Reporting on the future of state high-risk pools

Share:

As we noted yesterday, the special high-risk pools created by the federal health law to cover some people with pre-existing conditions will end in 2014. The people covered by the pools will be eligible for coverage in the state exchanges (or some may qualify for expanded Medicaid).

But about 35 states have some form of high-risk pools of their own, most of which predate the health law. The approximately 200,000 people they cover also will have new coverage options under the Affordable Care Act. Insurers won’t be able to reject them or charge them more because of pre-existing conditions.

But will states shut down these pools as soon as the exchanges open on Jan. 1? That used to be the thinking – Jan. 1 or soon after. Then came a wave of second thoughts about that — worry that putting some of the sickest, most costly people in the exchanges at the very beginning would warp the risk pool and raise prices for everyone. The concern is particularly acute about the first year as there is a lot of uncertainty about how robust enrollment will be in these new markets, and how many relatively young, healthy and low-risk people sign up.

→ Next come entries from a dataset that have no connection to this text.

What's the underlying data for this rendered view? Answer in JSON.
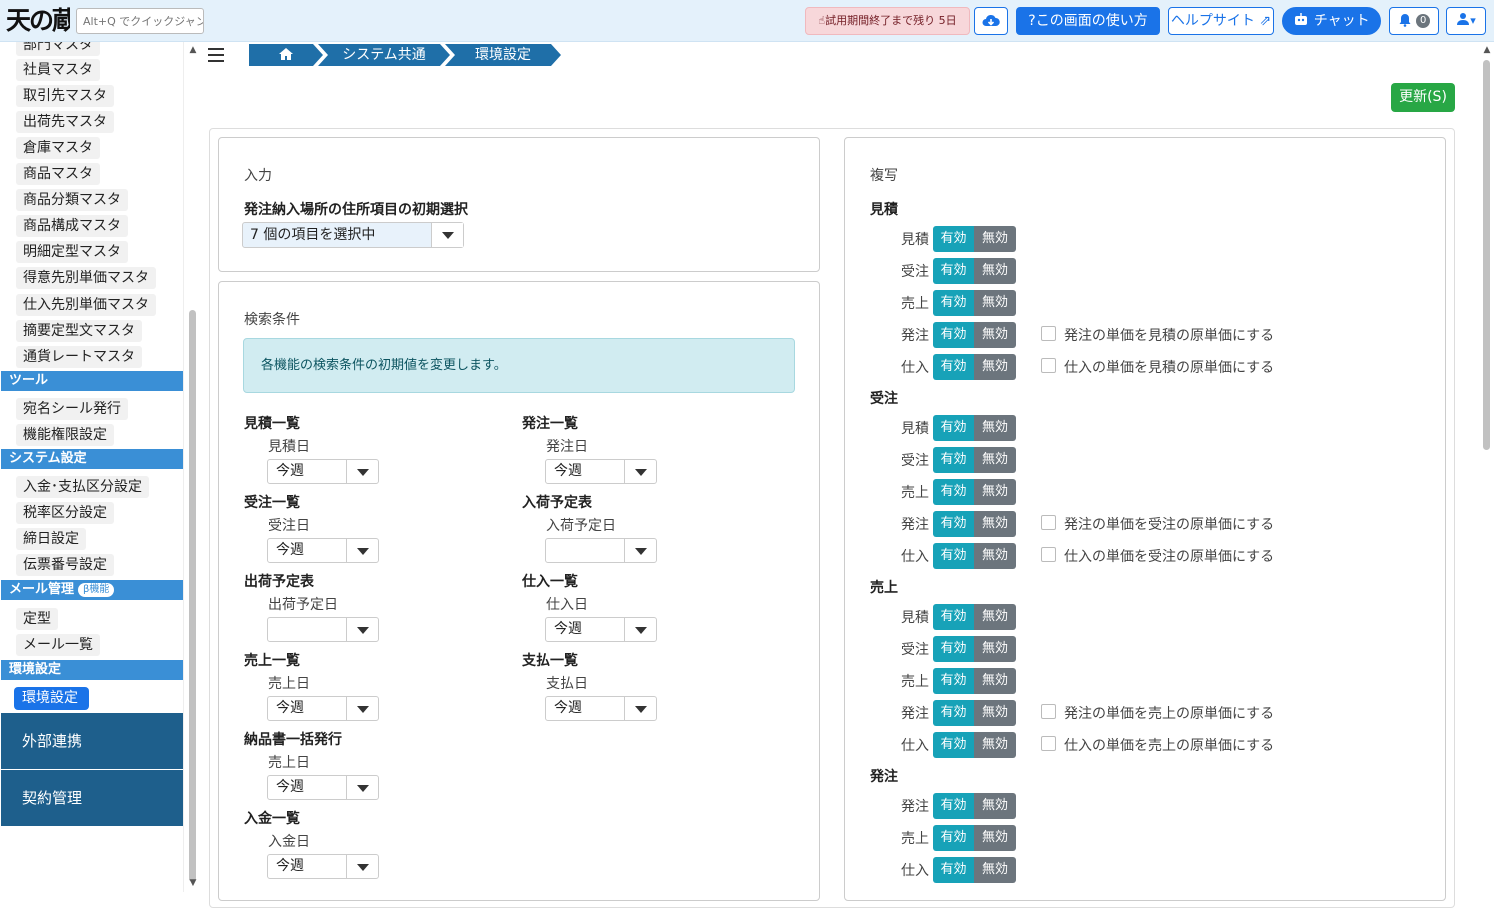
{
  "header": {
    "logo": "天の蔵",
    "jump_placeholder": "Alt+Q でクイックジャンプ",
    "trial_label": "試用期間終了まで残り 5日",
    "help_label": "?この画面の使い方",
    "helpsite_label": "ヘルプサイト",
    "chat_label": "チャット",
    "notif_count": "0"
  },
  "sidebar": {
    "master_items": [
      "部門マスタ",
      "社員マスタ",
      "取引先マスタ",
      "出荷先マスタ",
      "倉庫マスタ",
      "商品マスタ",
      "商品分類マスタ",
      "商品構成マスタ",
      "明細定型マスタ",
      "得意先別単価マスタ",
      "仕入先別単価マスタ",
      "摘要定型文マスタ",
      "通貨レートマスタ"
    ],
    "tools_header": "ツール",
    "tools_items": [
      "宛名シール発行",
      "機能権限設定"
    ],
    "system_header": "システム設定",
    "system_items": [
      "入金･支払区分設定",
      "税率区分設定",
      "締日設定",
      "伝票番号設定"
    ],
    "mail_header": "メール管理",
    "beta_badge": "β機能",
    "mail_items": [
      "定型",
      "メール一覧"
    ],
    "env_header": "環境設定",
    "env_active": "環境設定",
    "external": "外部連携",
    "contract": "契約管理"
  },
  "breadcrumb": [
    "システム共通",
    "環境設定"
  ],
  "update_button": "更新(S)",
  "input_card": {
    "title": "入力",
    "field_label": "発注納入場所の住所項目の初期選択",
    "field_value": "7 個の項目を選択中"
  },
  "search_card": {
    "title": "検索条件",
    "info": "各機能の検索条件の初期値を変更します。",
    "left": [
      {
        "group": "見積一覧",
        "field": "見積日",
        "value": "今週"
      },
      {
        "group": "受注一覧",
        "field": "受注日",
        "value": "今週"
      },
      {
        "group": "出荷予定表",
        "field": "出荷予定日",
        "value": ""
      },
      {
        "group": "売上一覧",
        "field": "売上日",
        "value": "今週"
      },
      {
        "group": "納品書一括発行",
        "field": "売上日",
        "value": "今週"
      },
      {
        "group": "入金一覧",
        "field": "入金日",
        "value": "今週"
      }
    ],
    "right": [
      {
        "group": "発注一覧",
        "field": "発注日",
        "value": "今週"
      },
      {
        "group": "入荷予定表",
        "field": "入荷予定日",
        "value": ""
      },
      {
        "group": "仕入一覧",
        "field": "仕入日",
        "value": "今週"
      },
      {
        "group": "支払一覧",
        "field": "支払日",
        "value": "今週"
      }
    ]
  },
  "copy_card": {
    "title": "複写",
    "on_label": "有効",
    "off_label": "無効",
    "sections": [
      {
        "name": "見積",
        "rows": [
          {
            "label": "見積",
            "check": ""
          },
          {
            "label": "受注",
            "check": ""
          },
          {
            "label": "売上",
            "check": ""
          },
          {
            "label": "発注",
            "check": "発注の単価を見積の原単価にする"
          },
          {
            "label": "仕入",
            "check": "仕入の単価を見積の原単価にする"
          }
        ]
      },
      {
        "name": "受注",
        "rows": [
          {
            "label": "見積",
            "check": ""
          },
          {
            "label": "受注",
            "check": ""
          },
          {
            "label": "売上",
            "check": ""
          },
          {
            "label": "発注",
            "check": "発注の単価を受注の原単価にする"
          },
          {
            "label": "仕入",
            "check": "仕入の単価を受注の原単価にする"
          }
        ]
      },
      {
        "name": "売上",
        "rows": [
          {
            "label": "見積",
            "check": ""
          },
          {
            "label": "受注",
            "check": ""
          },
          {
            "label": "売上",
            "check": ""
          },
          {
            "label": "発注",
            "check": "発注の単価を売上の原単価にする"
          },
          {
            "label": "仕入",
            "check": "仕入の単価を売上の原単価にする"
          }
        ]
      },
      {
        "name": "発注",
        "rows": [
          {
            "label": "発注",
            "check": ""
          },
          {
            "label": "売上",
            "check": ""
          },
          {
            "label": "仕入",
            "check": ""
          }
        ]
      }
    ]
  }
}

The law contains several risk adjustment measures meant to reduce the risk for insurers, particularly in the early more uncertain stages. (Look at the glossary section of our Health Policy core topic area for definitions of risk adjustment, risk corridors, and reinsurance.) But precisely how much market turbulence there will be in the first few months remains an unknown. As a result, some states are having more second thoughts – or third thoughts – about how quickly to phase out their pools. If they move too quickly, it could upset the market. But if they move too slowly, they may lose a chunk of the $20 billion in risk adjustment funds for health plans in the exchanges with high cost enrollees.

There isn’t a clear consensus on which strategy is smarter in the long run. Also, there are questions about whether it’s right or fair to leave these people out of the exchanges temporarily and have them pay much higher premiums in the risk pools – versus the risk of having them move into the exchanges quickly and possibly run up such high medical bills that the prices for everyone go up in 2015, creating the insurance “death spiral” that some fear.

This is an issue you can report on in your state. What’s the current timetable for phasing out the risk pools, and the pros and cons of the decisions? Who is pushing for what option – the insurers, the advocacy groups, the state officials? What studies and assumptions are they basing their decisions on? When the high-risk pools are phased out, what steps are being taken to shift the people in them into new coverage options? How much outreach? Is there some kind of auto-enroll option to shift them over at the beginning? If so, into what options?